I elbow my way to the main row of Transportation Coordinator booths on the main concourse, where I stand in line behind half a platoon of SI troopers. When my turn comes, I step up to the booth and hand over my military ID for the desk specialist to scan.
“Where to, Sergeant?” the specialist asks, his gaze flicking from the screen of his terminal to the scarlet beret I have now stuffed underneath the left shoulder board of my uniform. The color is an ancient privilege—combat controllers are one of the few occupational specialties allowed a beret color other than the standard Homeworld Defense green, Fleet Arm black, or Spaceborne Infantry maroon. It’s a hard-earned badge of office, but it does tend to make one stick out in a crowd.
“I need to hop up to Luna for a few days,” I say. “Visiting an old friend in Fleet School.”
“Shuttles to Luna are fleet priority until Saturday,” the specialist says, not the least bit apologetic. “You want to go up there before then, you need to have valid orders for Luna.”
“Well, crap. That’s five days from now. Don’t make me waste half my leave in the TPU.”
“Sorry, Sarge.

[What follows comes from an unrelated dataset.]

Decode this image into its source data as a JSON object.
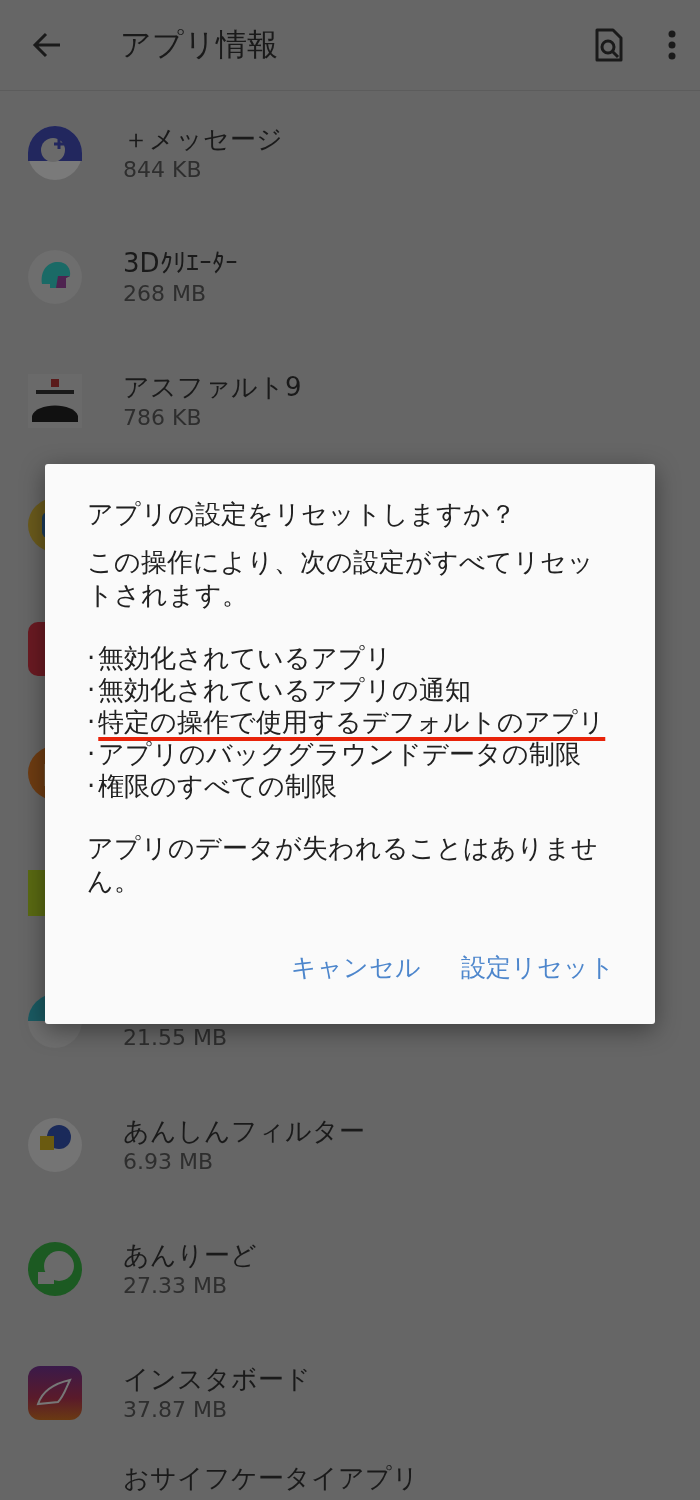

You can see that the place is popping at the rivets right now. All three recruit depots just let out a new batch of trainees this morning, and we’re hauling them up to Luna as fast as we can. Come back Saturday and I’ll get you on a shuttle, but right now every seat is fleet priority.”
“Can you get me down Earthside at least?”
“Down to Earth? Sure. I have twenty empty shuttles going back every hour to haul up new people. Where do you want to go?”
“Closest spaceport to Greater Boston, I guess.”
“That would be Cape Cod HDAS. Hang on, let me check what’s going down that way.”